Dr Martha Jane Moody Stewart was the third daughter of Mr W. J. Stewart and Mrs Stewart, of the Manor House, Castlefin, County Donegal, Ireland. After taking a BSc degree at the College of Science in Dublin, she went to Queen's University, Belfast, and graduated MB BCh at a special war examination in December 1914. She also became a Bachelor of Obstetrics (BAO). Dr Martha J. M. Stewart held the post of House Surgeon at the Birmingham Maternity Hospital and at the Worcester General Infirmary.

The Medical Directory of 1923 lists her address as Laurel Hill, Castlefin Co. Donegal.

1 Apr 1915 Joined Mrs St Clair Stobart's, tented hospital in Kragujevatz, Serbia, under the auspices of the Serbian Relief Fund. Dr Martha J. M. Stewart was in charge of a surgery in the country, until recalled to Kragujevatz in October 1915, when the country was over run by German and Austrian troops. The hospital was evacuated at the end of October. The unit retreated over the of Montenegro and Albania, with part of the Serbian Army and other doctors and nurses, eventually arriving back in London on 23 December.

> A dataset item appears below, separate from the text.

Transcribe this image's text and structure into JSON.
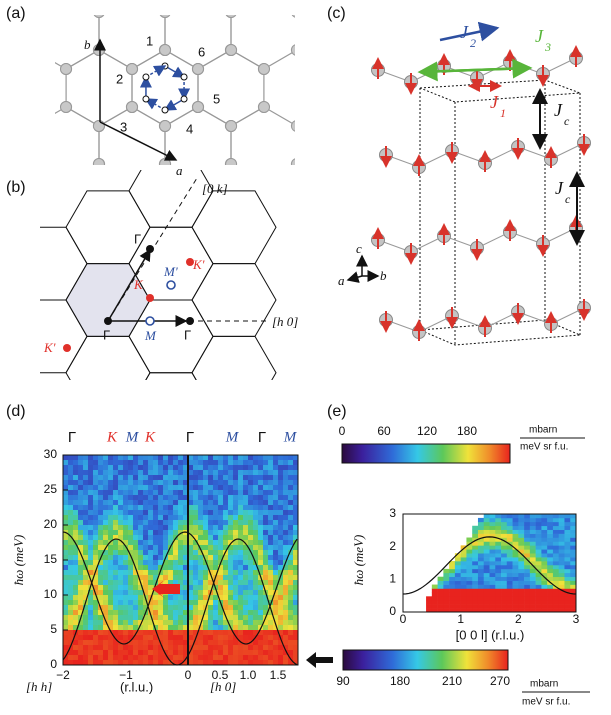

The Serbian Relief Fund (SRF) maintained in Serbia five complete Hospital Units: Lady Paget's, Cornelia Lady Wimborne's, Mrs Stobart's, the First and Second British Farmer's Hospitals. The last three were mobile units, specially organised and equipped to deal with either wounded soldiers or infectious diseases like typhus. In addition, the SRF sent nurses to Mrs Hardy's Hospital at Kragujevatz, and a contingent of nurses to the typhus colony formed by Lady Paget at Skopje.

Dr Martha J. M. Stewart was awarded the Order of St Sava by the King of the Serbs, Croats, and Slovenes for her work in Serbia.

July 1916 Contracted to work for 12 months as a Civilian Surgeon attached to the RAMC. Her salary was 24 shillings a day including allowances, but excluding duty transport. A gratuity of £60 was awarded at the end of the contract, provided employment was not terminated for misconduct. Most of the medical women were invited to renew their contracts at the expiry of their first year's work.

12 Aug 1916 Embarked from Southampton for Malta on the Hospital Ship (H.S.) Gloucester Castle as part of the Women's Medical Unit RAMC.

1 June 1917 Embarked for Salonica.

1 June 1917 – 31 Aug 1918 Served at Salonica. Relinquished her contract on 31 August.

After the war Dr Martha J. M. Stewart had a practice in London for a short time, but soon married Dr Webb and settled at 47, Garden Road, Orchards, Johannesburg. She had two daughters. When her husband became assistant general manager of the Standard Bank in Pretoria they went to live there, and on his retirement returned to Johannesburg.

20 Oct 1965 Dr. Martha J. M. Stewart-Webb died in hospital in Johannesburg, aged 82 years. She had been a skilful and sympathetic doctor and a highly respected citizen of Johannesburg. She left a husband, and two daughters, both married.